Formation Of A Limited Liability Company

Hello welcome to this blog on the formation of a limited liability company:

The steps in the formation of a limited liability company can be explained briefly as follows:

STEP 1: The promoter(s) devices a scheme of capitalization, bearing in mind the cost of formation, assets to be bought and working capital.

STEP 2: The promoters is required to secure the services of a solicitor to prepare certain documents to be filed with the registrar of companies. The documents are:

  • Memorandum of association
  • Article of association
  • Statement of nominal capital

STEP 3: The documents are stamped and lodged with the registrar of companies.

Memorandum of Association

Memorandum of association is a document, forming the Constitution of a company and defining its objectives and powers with regard to its dealing with the outside world. It is the document containing rules and regulations, which govern the external relationship of a company with outsiders. Once registered, the memorandum becomes a public document.

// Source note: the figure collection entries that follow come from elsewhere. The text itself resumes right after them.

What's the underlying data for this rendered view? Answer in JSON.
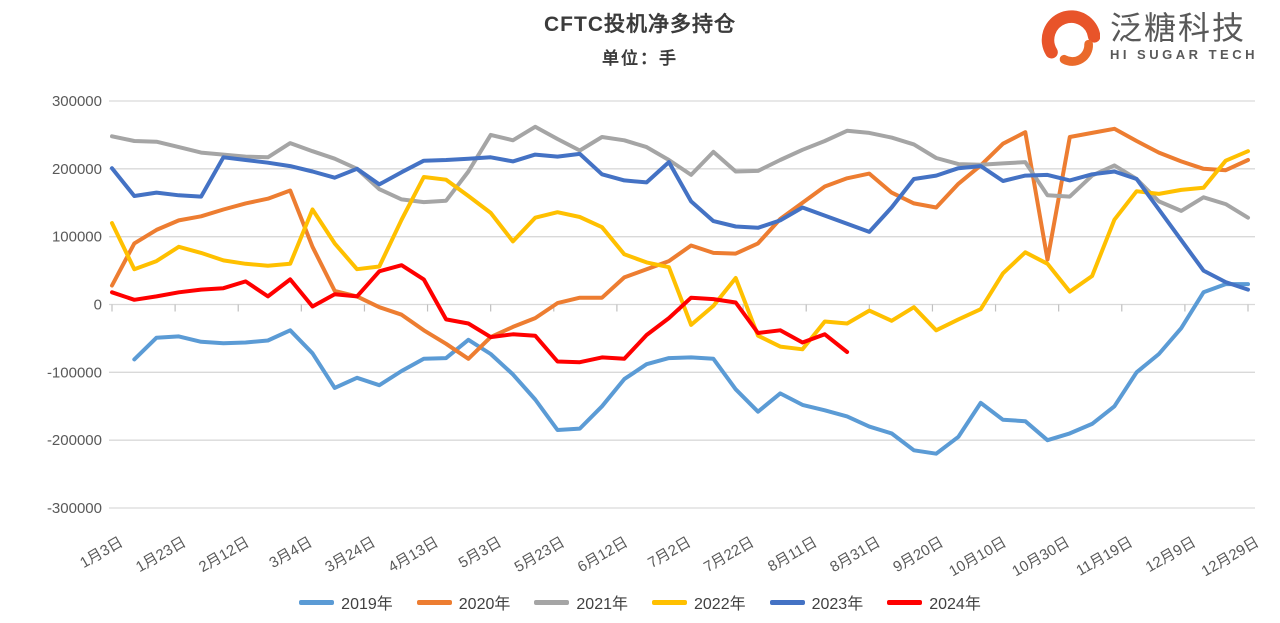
{
  "header": {
    "title": "CFTC投机净多持仓",
    "subtitle": "单位：手"
  },
  "logo": {
    "company": "泛糖科技",
    "tagline": "HI SUGAR TECH",
    "icon": "swirl-icon",
    "icon_color": "#E8542A",
    "text_color": "#595959"
  },
  "chart_data": {
    "type": "line",
    "title": "CFTC投机净多持仓",
    "unit_label": "单位：手",
    "ylim": [
      -300000,
      300000
    ],
    "y_ticks": [
      300000,
      200000,
      100000,
      0,
      -100000,
      -200000,
      -300000
    ],
    "grid": true,
    "legend_position": "bottom",
    "points_per_series": 52,
    "x_tick_labels": [
      "1月3日",
      "1月23日",
      "2月12日",
      "3月4日",
      "3月24日",
      "4月13日",
      "5月3日",
      "5月23日",
      "6月12日",
      "7月2日",
      "7月22日",
      "8月11日",
      "8月31日",
      "9月20日",
      "10月10日",
      "10月30日",
      "11月19日",
      "12月9日",
      "12月29日"
    ],
    "grid_color": "#D9D9D9",
    "tick_color": "#C0C0C0",
    "series": [
      {
        "name": "2019年",
        "color": "#5B9BD5",
        "values": [
          null,
          -81000,
          -49000,
          -47000,
          -55000,
          -57000,
          -56000,
          -53000,
          -38000,
          -72000,
          -123000,
          -108000,
          -119000,
          -98000,
          -80000,
          -79000,
          -52000,
          -73000,
          -103000,
          -140000,
          -185000,
          -183000,
          -150000,
          -110000,
          -88000,
          -79000,
          -78000,
          -80000,
          -125000,
          -158000,
          -131000,
          -148000,
          -156000,
          -165000,
          -180000,
          -190000,
          -215000,
          -220000,
          -195000,
          -145000,
          -170000,
          -172000,
          -200000,
          -190000,
          -176000,
          -150000,
          -100000,
          -73000,
          -35000,
          18000,
          30000,
          30000
        ]
      },
      {
        "name": "2020年",
        "color": "#ED7D31",
        "values": [
          28000,
          90000,
          110000,
          124000,
          130000,
          140000,
          149000,
          156000,
          168000,
          85000,
          20000,
          12000,
          -4000,
          -15000,
          -38000,
          -58000,
          -80000,
          -48000,
          -33000,
          -20000,
          2000,
          10000,
          10000,
          40000,
          52000,
          64000,
          87000,
          76000,
          75000,
          90000,
          126000,
          150000,
          174000,
          186000,
          193000,
          165000,
          149000,
          143000,
          178000,
          205000,
          237000,
          254000,
          66000,
          247000,
          253000,
          259000,
          241000,
          224000,
          211000,
          200000,
          198000,
          213000
        ]
      },
      {
        "name": "2021年",
        "color": "#A5A5A5",
        "values": [
          248000,
          241000,
          240000,
          232000,
          224000,
          221000,
          218000,
          217000,
          238000,
          226000,
          215000,
          200000,
          170000,
          155000,
          151000,
          153000,
          196000,
          250000,
          242000,
          262000,
          244000,
          227000,
          247000,
          242000,
          232000,
          213000,
          191000,
          225000,
          196000,
          197000,
          213000,
          228000,
          241000,
          256000,
          253000,
          246000,
          236000,
          216000,
          207000,
          206000,
          208000,
          210000,
          161000,
          159000,
          190000,
          205000,
          185000,
          152000,
          138000,
          158000,
          148000,
          128000
        ]
      },
      {
        "name": "2022年",
        "color": "#FFC000",
        "values": [
          120000,
          52000,
          64000,
          85000,
          76000,
          65000,
          60000,
          57000,
          60000,
          140000,
          90000,
          52000,
          56000,
          125000,
          188000,
          184000,
          160000,
          135000,
          93000,
          128000,
          136000,
          129000,
          114000,
          74000,
          62000,
          55000,
          -30000,
          -2000,
          39000,
          -46000,
          -62000,
          -66000,
          -25000,
          -28000,
          -9000,
          -24000,
          -4000,
          -38000,
          -22000,
          -7000,
          46000,
          77000,
          60000,
          19000,
          42000,
          125000,
          167000,
          163000,
          169000,
          172000,
          212000,
          226000
        ]
      },
      {
        "name": "2023年",
        "color": "#4472C4",
        "values": [
          201000,
          160000,
          165000,
          161000,
          159000,
          217000,
          213000,
          209000,
          204000,
          196000,
          187000,
          200000,
          177000,
          195000,
          212000,
          213000,
          215000,
          217000,
          211000,
          221000,
          218000,
          222000,
          192000,
          183000,
          180000,
          210000,
          152000,
          123000,
          115000,
          113000,
          124000,
          143000,
          131000,
          119000,
          107000,
          143000,
          185000,
          190000,
          201000,
          204000,
          182000,
          190000,
          191000,
          183000,
          192000,
          196000,
          185000,
          140000,
          95000,
          50000,
          33000,
          22000
        ]
      },
      {
        "name": "2024年",
        "color": "#FF0000",
        "values": [
          18000,
          7000,
          12000,
          18000,
          22000,
          24000,
          34000,
          12000,
          37000,
          -3000,
          15000,
          12000,
          49000,
          58000,
          37000,
          -22000,
          -28000,
          -48000,
          -44000,
          -46000,
          -84000,
          -85000,
          -78000,
          -80000,
          -45000,
          -20000,
          10000,
          8000,
          3000,
          -42000,
          -38000,
          -56000,
          -44000,
          -70000
        ]
      }
    ]
  }
}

A memorandum of association contains the following information:

  1. The name of the company which must end with the word Limited.
  2. The registered office of the company
  3. The amount of authorized capital and the various shares into which it is divided.
  4. A declaration that The Liability of the members are Limited.
  5. The names of the founders of the company and the number of shares taking up by them.
  6. Status of the company, that is, private or public.
  7. The objects of the company
  8. The restriction, if any, on the power of the company

Articles of Association

Articles of association is a document in which the regulations which govern the internal management of the companies affairs, the duties, right and powers of the members are stated. Its compliments the memorandum of association. Where there is conflict between the two documents, the memorandum will prevail.

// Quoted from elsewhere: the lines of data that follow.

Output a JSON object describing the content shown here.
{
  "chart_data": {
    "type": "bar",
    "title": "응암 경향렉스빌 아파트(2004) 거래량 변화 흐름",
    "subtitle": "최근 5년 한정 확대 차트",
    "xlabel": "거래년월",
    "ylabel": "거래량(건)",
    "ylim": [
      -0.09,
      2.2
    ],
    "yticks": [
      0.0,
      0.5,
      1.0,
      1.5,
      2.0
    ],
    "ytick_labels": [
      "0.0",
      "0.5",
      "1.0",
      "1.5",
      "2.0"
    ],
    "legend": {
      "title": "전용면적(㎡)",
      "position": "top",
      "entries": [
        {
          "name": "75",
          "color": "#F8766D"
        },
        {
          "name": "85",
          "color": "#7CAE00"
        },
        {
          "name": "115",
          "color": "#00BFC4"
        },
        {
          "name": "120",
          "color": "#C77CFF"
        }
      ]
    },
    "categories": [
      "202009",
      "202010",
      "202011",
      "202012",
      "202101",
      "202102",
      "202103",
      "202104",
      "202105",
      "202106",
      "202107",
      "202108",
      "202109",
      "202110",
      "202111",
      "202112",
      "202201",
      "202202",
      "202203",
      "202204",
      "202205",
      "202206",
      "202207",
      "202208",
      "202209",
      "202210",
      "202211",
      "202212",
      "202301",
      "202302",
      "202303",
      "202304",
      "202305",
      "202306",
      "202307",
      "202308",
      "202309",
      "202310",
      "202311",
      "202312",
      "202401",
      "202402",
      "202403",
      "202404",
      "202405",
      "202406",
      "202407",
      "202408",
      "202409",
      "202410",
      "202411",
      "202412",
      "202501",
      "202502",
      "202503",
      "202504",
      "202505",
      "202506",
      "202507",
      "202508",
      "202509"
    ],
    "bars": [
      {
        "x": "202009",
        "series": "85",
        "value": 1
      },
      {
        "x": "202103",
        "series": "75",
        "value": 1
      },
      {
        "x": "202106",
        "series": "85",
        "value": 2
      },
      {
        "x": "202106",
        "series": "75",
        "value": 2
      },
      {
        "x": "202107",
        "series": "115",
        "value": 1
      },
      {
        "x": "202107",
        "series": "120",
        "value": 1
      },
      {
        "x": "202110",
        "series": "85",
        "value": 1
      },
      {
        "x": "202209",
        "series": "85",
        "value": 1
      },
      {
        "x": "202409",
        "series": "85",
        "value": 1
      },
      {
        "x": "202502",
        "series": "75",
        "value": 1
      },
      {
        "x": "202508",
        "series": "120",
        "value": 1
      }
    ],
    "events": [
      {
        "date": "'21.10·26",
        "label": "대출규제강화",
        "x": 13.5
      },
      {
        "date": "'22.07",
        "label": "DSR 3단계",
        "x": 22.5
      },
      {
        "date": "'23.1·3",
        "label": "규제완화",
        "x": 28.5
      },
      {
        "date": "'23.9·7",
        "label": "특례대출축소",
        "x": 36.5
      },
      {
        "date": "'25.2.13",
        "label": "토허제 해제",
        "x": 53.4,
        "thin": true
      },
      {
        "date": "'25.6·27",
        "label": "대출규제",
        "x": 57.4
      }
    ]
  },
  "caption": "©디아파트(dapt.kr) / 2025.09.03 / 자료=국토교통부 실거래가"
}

The content of an article of associations are:

  1. The method of issue of capital
  2. Method of holding meetings
  3. Defined powers and duties of directors
  4. The rights of shareholders
  5. How directors are to be elected
  6. How auditors are to be remunerated.
  7. Method of sharing dividend
  8. Transfer and forfeiture of shares
  9. Method of audit

PROSPECTUS

  • It is an invitation to the public to purchase shares or debentures. It is most often issued by public limited companies.
  • A prospectus gives detailed information about the promoters and directors of a particular company.
  • The document contains reports by the companies auditors, regarding past profits, losses and dividends declared.
  • A prospectus seek to explain the types of shares available for sale to the members of the public.

Content of a prospectus

  1. Particulars of the company’s past history
  2. Information about the present position and future prospects
  3. The amount of the capital offered for subscription
  4. Particulars of directors and Order officials
  5. Promoters remuneration
  6. The date of opening the lists
  7. The nature of capital offered for subscription
  8. Amount payable on application and allotment on each share
  9. The number of founder’ss share

STEP 4: After going through the documents, the registrar of companies then issues a certificate of incorporation to the company. This gives the company the power to commence business.

STEP 5: A private company can commence business after receiving the certificate of corporation, but a public liability company cannot commence until it receives the certificate of trading.

Certificate of Incorporation

Certificate of incorporation which confers legal status on the company to commence business is issued by the registrar of companies, i.e., the company has put on a veil of incorporation. The certificate is given out as an evidence that all the requirements of the act in respect of registration has been complied with by the company and it is therefore dully registered under the act. It contains the name of the company, registration number and signature of the registrar.

Section 37 of the company act contains the effects of incorporation as:

  1. Right of the company to own properties which are separated from members
  2. Right of perpetual existence
  3. Right to Sue and be sued
  4. Right to transfer shares
  5. Limited liability
  6. Right to borrow

Certificate of Trading

Certificate of trading is a document which allows the company to commence business activities. It is issued to public liability company to commence operation after the company had been given the certificate of incorporation. If it is a private company, it is at Liberty to commence business forthwith without the certificate of trading.

Revision Questions

  1. What are the steps of formation of limited liability company?
  2. Explain memorandum of association
  3. Explain articles of association
  4. What is certificate of incorporation and certificate of trading in the formation of a limited liability company?